La proposta di Eni-Versalis: altre spese per altre commesse
Un invito, quello ad allargare il proprio raggio d’azione, che l’azienda ricorda di aver fatto spesso ai lavoratori del Ragusano. Ma senza mai entrare nel merito dei piani di riorganizzazione e, men che meno, di scadenze. «Noi lavoriamo nei servizi e sappiamo di non poter avere il lavoro sotto casa – rispondono dai consorzi – Ma, finora, che senso avrebbe avuto per noi da Ragusa andare, ad esempio, a Marghera, in Veneto? Siamo su un’isola, con tutte le spese in più che ne conseguono tra traghetti e autostrade dissestate. Perché Eni non ci ha avvertiti di questi piani nel 2022, alla precedente scadenza del contratto? Avremmo avuto il tempo di strutturarci, organizzarci magari con un piazzale in centro Italia». Anche perché la storia di Eni-Versalis con il territorio di Ragusa è una storia fatta di rapporti di lavoro decennali. «C’è chi ha aziende di famiglia e ha ereditato la commessa dal padre – continua il lavoratore – lavorando con Eni da più di 50 anni e adeguandosi sempre alle richieste di ammodernamento dei mezzi e dei servizi». A spese proprie, chiaramente.
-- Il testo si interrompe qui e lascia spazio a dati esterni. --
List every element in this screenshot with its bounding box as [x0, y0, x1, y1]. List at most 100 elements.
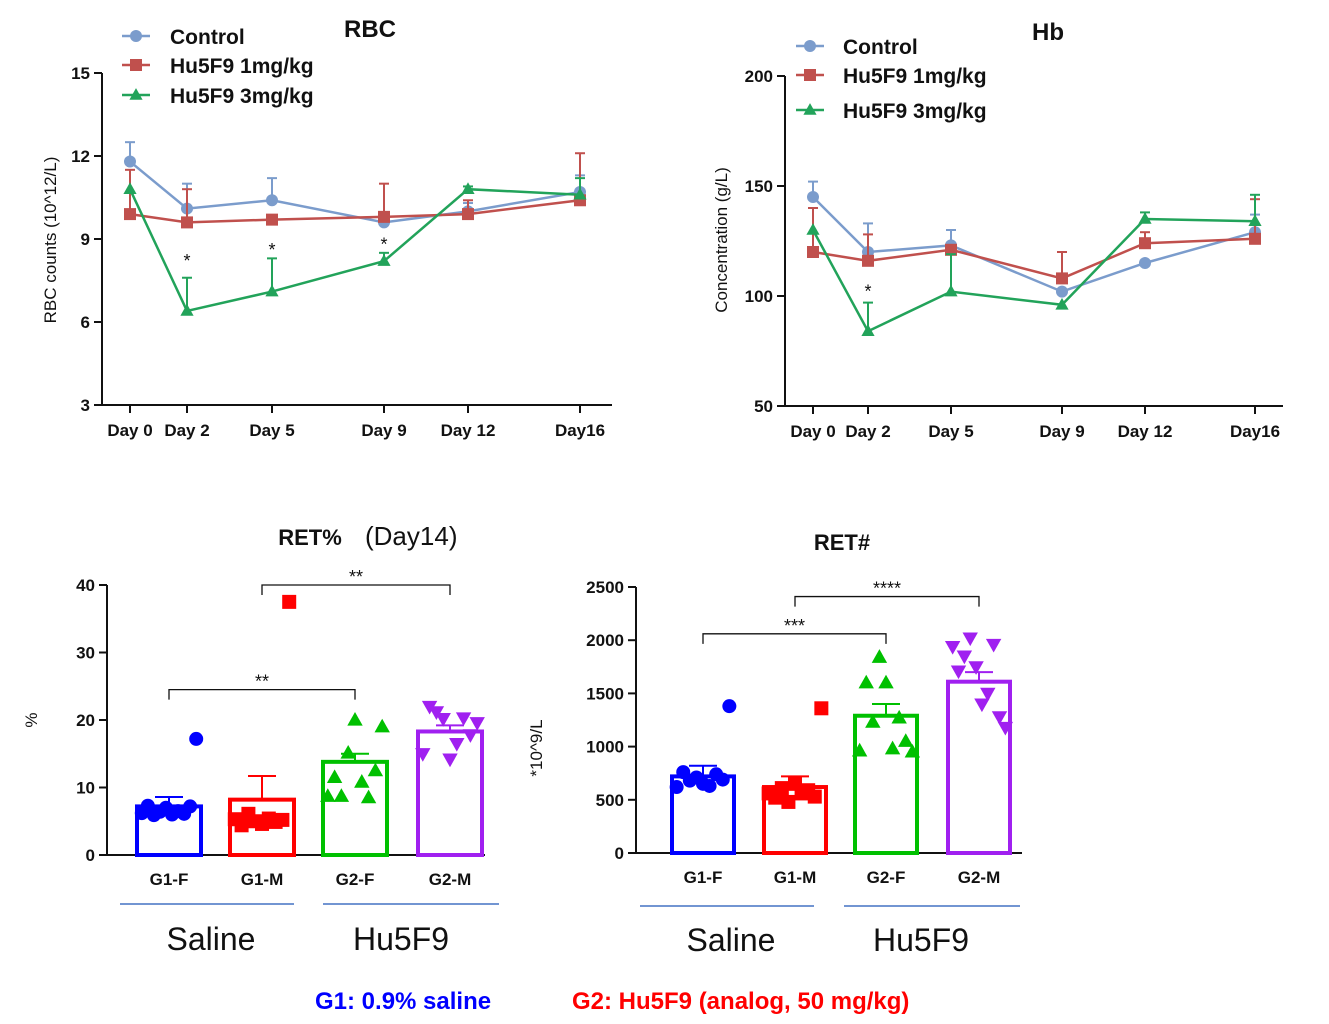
data-point [435, 713, 451, 727]
x-tick-label: Day 9 [361, 421, 406, 440]
data-point [858, 674, 874, 689]
y-tick-label: 30 [76, 644, 95, 663]
data-point [377, 254, 391, 266]
series-line [128, 187, 581, 313]
chart-title: RET# [814, 530, 870, 555]
hb-chart: 50 100 150 200 Day 0 Day 2 Day 5 Day 9 Day 12 Day… [712, 19, 1283, 441]
data-point [871, 649, 888, 663]
data-point [1139, 257, 1151, 269]
data-point [1248, 214, 1262, 226]
comparison-bracket [261, 584, 451, 595]
significance-star: * [380, 235, 387, 255]
data-point [944, 640, 961, 655]
legend-marker [804, 69, 816, 81]
series-2 [807, 198, 1261, 285]
legend-entry: Control [170, 26, 245, 49]
data-point [333, 788, 350, 802]
chart-title: Hb [1032, 19, 1064, 46]
data-point [781, 794, 796, 809]
legend-marker [804, 40, 816, 52]
data-point [1055, 297, 1069, 310]
y-tick-label: 50 [754, 397, 773, 416]
data-point [904, 743, 921, 758]
x-tick-label: G2-M [429, 870, 472, 889]
data-point [861, 324, 875, 336]
x-tick-label: G1-M [241, 870, 284, 889]
data-point [354, 774, 370, 788]
bar-group-g2-m [415, 700, 485, 857]
data-point [266, 194, 278, 207]
y-tick-label: 2000 [586, 631, 624, 650]
significance-stars: ** [255, 672, 269, 692]
group-label: Saline [687, 922, 776, 958]
data-point [1138, 212, 1152, 224]
data-point [1056, 285, 1068, 298]
series-line [812, 196, 1256, 293]
data-point [461, 182, 475, 194]
comparison-bracket [168, 688, 356, 700]
data-point [997, 721, 1014, 736]
bar-group-g1-m [761, 701, 829, 855]
data-point [962, 632, 978, 647]
data-point [442, 753, 458, 768]
y-tick-label: 1000 [586, 738, 624, 757]
data-point [862, 254, 874, 267]
data-point [189, 731, 204, 746]
significance-star: * [268, 240, 275, 260]
data-point [360, 789, 377, 804]
data-point [455, 712, 472, 727]
bar-group-g1-f [669, 699, 737, 856]
comparison-bracket [702, 633, 887, 644]
data-point [265, 284, 279, 297]
data-point [814, 701, 829, 716]
data-point [898, 733, 914, 747]
y-tick-label: 500 [596, 791, 624, 810]
group-label: Saline [167, 921, 256, 957]
y-axis-label: *10^9/L [527, 719, 546, 776]
data-point [974, 698, 990, 713]
data-point [326, 769, 343, 783]
data-point [980, 687, 996, 702]
data-point [891, 709, 907, 724]
significance-star: * [183, 251, 190, 271]
x-tick-label: Day 2 [164, 421, 209, 440]
data-point [865, 714, 881, 728]
significance-stars: ** [349, 567, 363, 587]
data-point [469, 717, 485, 731]
data-point [275, 812, 290, 827]
y-tick-label: 20 [76, 711, 95, 730]
series-3 [806, 193, 1262, 336]
y-tick-label: 6 [81, 313, 90, 332]
data-point [884, 740, 901, 755]
y-tick-label: 0 [615, 844, 624, 863]
group-label: Hu5F9 [353, 921, 449, 957]
x-tick-label: Day16 [1230, 422, 1280, 441]
x-tick-label: Day 5 [249, 421, 294, 440]
rbc-chart: 3 6 9 12 15 Day 0 Day 2 Day 5 Day 9 Day 12 Day16 RB… [41, 16, 612, 440]
data-point [702, 778, 717, 793]
data-point [851, 742, 868, 757]
y-tick-label: 40 [76, 576, 95, 595]
series-line [129, 199, 581, 224]
ret-percent-chart: 0 10 20 30 40 RET% (Day14)% G1-F G1-M G2-F G2-M ** *… [22, 521, 499, 957]
legend-marker [130, 59, 142, 71]
data-point [374, 718, 390, 733]
y-axis-label: RBC counts (10^12/L) [41, 157, 60, 324]
data-point [183, 799, 198, 814]
legend-entry: Hu5F9 1mg/kg [170, 55, 314, 78]
x-tick-label: Day 9 [1039, 422, 1084, 441]
data-point [1249, 232, 1261, 245]
data-point [774, 781, 789, 796]
y-tick-label: 15 [71, 64, 90, 83]
y-tick-label: 1500 [586, 684, 624, 703]
bar [946, 679, 1012, 855]
data-point [669, 780, 684, 795]
data-point [124, 155, 136, 168]
data-point [234, 818, 249, 833]
legend-marker [129, 88, 143, 100]
series-1 [124, 141, 586, 229]
group-label: Hu5F9 [873, 922, 969, 958]
data-point [950, 665, 967, 680]
series-line [129, 160, 581, 224]
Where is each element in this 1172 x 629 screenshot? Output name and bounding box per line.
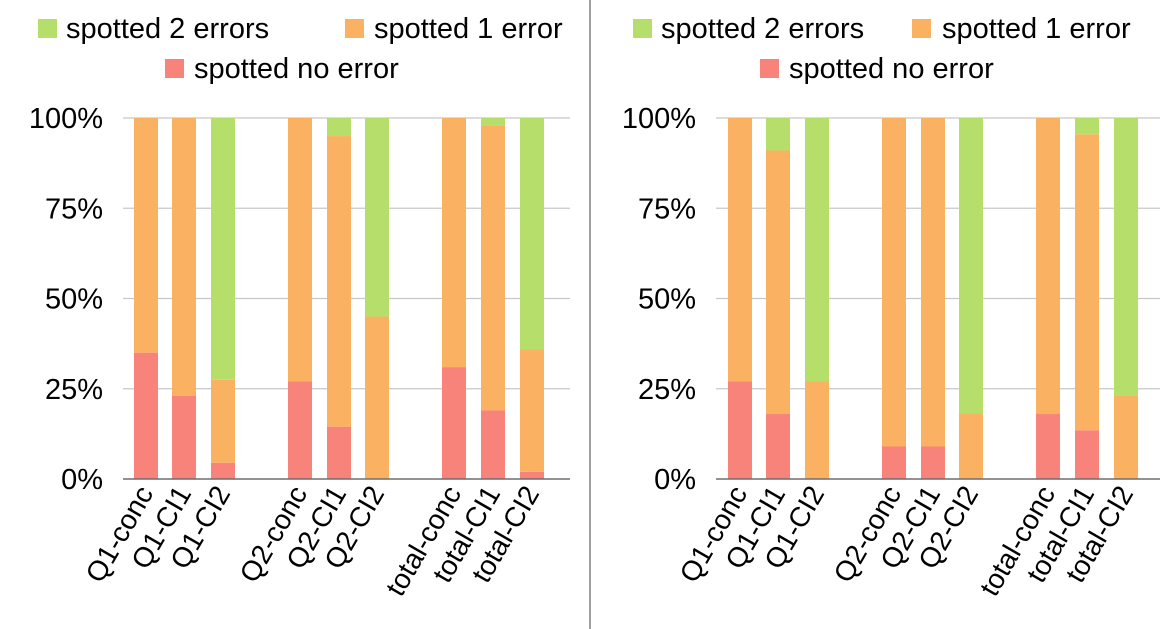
bar-q1-ci1-spotted-no-error [172, 395, 196, 479]
bar-q1-conc-spotted-1-error [728, 118, 752, 382]
legend-swatch-spotted-1-error [912, 19, 931, 38]
y-tick-label: 75% [45, 193, 103, 225]
bar-q2-ci1-spotted-1-error [327, 136, 351, 427]
chart-panel-1: spotted 2 errors spotted 1 error spotted n… [29, 13, 570, 601]
bar-total-conc-spotted-no-error [442, 367, 466, 479]
bar-q2-ci2-spotted-1-error [959, 414, 983, 479]
bar-q1-ci2-spotted-2-errors [805, 118, 829, 382]
bar-q1-conc-spotted-1-error [134, 118, 158, 353]
bar-total-ci2-spotted-2-errors [520, 118, 544, 350]
legend-swatch-spotted-2-errors [633, 19, 652, 38]
y-tick-label: 0% [61, 464, 103, 496]
legend-label-spotted-no-error: spotted no error [789, 53, 994, 85]
legend-swatch-spotted-2-errors [38, 19, 57, 38]
bar-q2-ci1-spotted-1-error [921, 118, 945, 447]
legend-label-spotted-2-errors: spotted 2 errors [661, 13, 864, 45]
bar-q2-conc-spotted-1-error [882, 118, 906, 447]
y-tick-label: 75% [638, 193, 696, 225]
bar-q2-ci2-spotted-1-error [365, 316, 389, 479]
bar-q2-conc-spotted-no-error [882, 446, 906, 479]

I costi della riconversione già sostenuti dai lavoratori
Gli standard Iso per la qualità e sostenibilità ambientale, le risorse per la sicurezza stradale, l’acquisto di nuovi mezzi a basse emissioni. Un grande cliente come Eni-Versalis, negli anni, ha sempre richiesto al settore dell’autotrasporto di restare al passo con i tempi. E anche qualcosa in più: come due mesi fa, quando l’azienda ha chiesto di compilare un questionario sull’impatto ambientale degli uffici delle ditte di autotrasporto. Le stesse con cui non avrebbe più lavorato quattro mesi dopo. «I camion Euro 6 a basse emissioni che abbiamo dovuto comprare per rispettare le specifiche della commessa costano circa 165mila euro, più una media di 40mila euro per il rimorchio – fanno i conti gli autotrasportatori – Abbiamo dovuto aprire dei finanziamenti a cinque anni con gli istituti di credito, con rate anche da tremila euro al mese. E alcuni di noi hanno solo Eni-Versalis come cliente: come pagheranno la rata?». C’è chi ha in più il mutuo della casa o chi affronta già la spesa mensile di un figlio all’università. E c’è chi ha già dovuto licenziare, in previsione della chiusura. «Ma noi non chiediamo pietà – concludono i consorzi – Chiediamo solo che ci venga garantito il tempo di pianificare una soluzione che tenga conto degli interessi di tutti. Compreso il territorio».